IDEA is free as in free software. The community version is licensed under the apache v2 license.

Why would I use a feature-gimped IDE when Eclipse gives me everything for free?

My text editor of choice is is atom. Are there any packages for c and/or c++ that autocomplete what's actually in my structs rather than what I've typed before?

this 's is redundant

I wouldn't call it feature gimped. There's only 2 things I can think of that you get that aren't some enterprise memes. The first is node.js support. Personally, I find emacs more comfortable for node.js. The other thing is some weird sql feature. I haven't used it in a couple years but it let's you have error highlighting on your sql statements. Like it will lookup the database's description and make sure your query is okay. It also let's you autocomplete database fields in your querries IIRC. My workflow for creating queries, and the fact my team doesn't randomly mess around with the database means that the feature is pretty much useless to me other than being nifty.
If you have access to a student email you can get the proprietary version for $0 as long as it is for non-commercial purposes.

Thanks for your in-depth response. I'm looking at the features [age and it seems that the majority of features are only available in the "Ultimate" edition. The thing is, I tried IntelliJ years ago, and the prices have continually increased and even became a subscription model. The biggest investment in an IDE is the intellectual one; I'm afraid of becoming dependent on their tools only to have them continue to increase the prices and be stuck on their teaser features.

Wow, I haven't noticed how much the prices have increased.
Albeit having used the student version for a couple of years, I don't really rely on that many pro features. There's still some really nice features in the community edition such as their git integration (including git merge). Another essential feature that I constantly use is the ability for it to decompile on the fly classes that I'm depending on. It's very handy when you just need to check something and it's in a separate project / in a proprietary one.
One thing you do have to get used to which is different than eclipse or netbeans is that you only have 1 project open at a time. If you really need two at a time, you make both of them modules inside of a project.
I personally don't have a unbiased opinion on eclipse as I've only run it on an old computer. Considering how bloated IDEs tend to be in general, it was rather slow and sluggish. I'm sure using it on a computer that can handle it would be a different experience. The version I used is also very old by now, so I'm sure it's changed at least a little bit.
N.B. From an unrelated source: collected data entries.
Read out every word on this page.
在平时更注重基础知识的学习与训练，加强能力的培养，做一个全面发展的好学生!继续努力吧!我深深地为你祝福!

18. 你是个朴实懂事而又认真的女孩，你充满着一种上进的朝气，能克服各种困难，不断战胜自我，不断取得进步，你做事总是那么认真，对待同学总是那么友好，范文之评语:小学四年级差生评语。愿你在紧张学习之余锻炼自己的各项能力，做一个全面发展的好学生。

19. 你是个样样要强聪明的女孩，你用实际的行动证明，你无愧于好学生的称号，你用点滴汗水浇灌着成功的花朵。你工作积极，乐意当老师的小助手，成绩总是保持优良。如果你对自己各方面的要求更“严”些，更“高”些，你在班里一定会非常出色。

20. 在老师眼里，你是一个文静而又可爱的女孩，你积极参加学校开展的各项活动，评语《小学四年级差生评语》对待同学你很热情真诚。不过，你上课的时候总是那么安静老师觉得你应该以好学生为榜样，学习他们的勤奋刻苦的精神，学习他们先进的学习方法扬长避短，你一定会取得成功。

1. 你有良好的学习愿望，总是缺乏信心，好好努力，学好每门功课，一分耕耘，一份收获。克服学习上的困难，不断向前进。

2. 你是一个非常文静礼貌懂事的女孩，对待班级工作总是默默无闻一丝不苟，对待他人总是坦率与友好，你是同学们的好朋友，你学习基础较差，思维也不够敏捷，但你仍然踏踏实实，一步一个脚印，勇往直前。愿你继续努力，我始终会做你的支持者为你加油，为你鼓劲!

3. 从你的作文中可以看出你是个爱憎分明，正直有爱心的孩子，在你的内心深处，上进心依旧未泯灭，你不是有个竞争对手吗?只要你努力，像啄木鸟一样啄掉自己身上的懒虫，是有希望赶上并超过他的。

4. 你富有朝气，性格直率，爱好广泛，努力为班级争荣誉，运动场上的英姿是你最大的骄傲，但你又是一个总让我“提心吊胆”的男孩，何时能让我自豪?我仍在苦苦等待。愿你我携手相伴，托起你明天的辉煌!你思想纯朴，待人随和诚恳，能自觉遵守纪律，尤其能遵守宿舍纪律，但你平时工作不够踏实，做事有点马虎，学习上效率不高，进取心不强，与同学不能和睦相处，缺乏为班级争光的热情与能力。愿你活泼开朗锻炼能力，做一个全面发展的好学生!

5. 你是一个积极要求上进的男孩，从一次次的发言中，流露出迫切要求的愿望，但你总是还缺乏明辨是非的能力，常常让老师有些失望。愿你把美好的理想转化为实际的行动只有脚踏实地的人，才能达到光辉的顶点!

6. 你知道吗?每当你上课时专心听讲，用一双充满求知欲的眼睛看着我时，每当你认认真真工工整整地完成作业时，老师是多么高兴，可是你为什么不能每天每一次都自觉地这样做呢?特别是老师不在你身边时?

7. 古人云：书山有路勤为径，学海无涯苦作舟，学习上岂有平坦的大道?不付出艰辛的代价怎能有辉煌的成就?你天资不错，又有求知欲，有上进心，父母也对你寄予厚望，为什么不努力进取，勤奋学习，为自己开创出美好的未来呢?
they are enough for any reasonable work. (I never needed "ultimate" features through all my career)
if you actually need them for some twisted reason, then you'll likely have the option to make your employer pay for it, or (better) find a better job.

nope, you can have as many as you want, but they will go in different windows.
I checked it about 1 year ago and it was downloading the fucking executable packages via plain http, and unsigned. 'nuff said.

I've never seen that behavior and it doesn't do that now. Maybe you got it through an unofficial distribution channel.

it was 100% official and latest version at the time of testing.
I am talking about packages for eclipse itself (what are they called, plugins?)

Yes, that is correct. I was talking in the change of workflow that exists between IntelliJ and Eclipse/NetBeans in relation to project(s) structure.

Best IDE coming through.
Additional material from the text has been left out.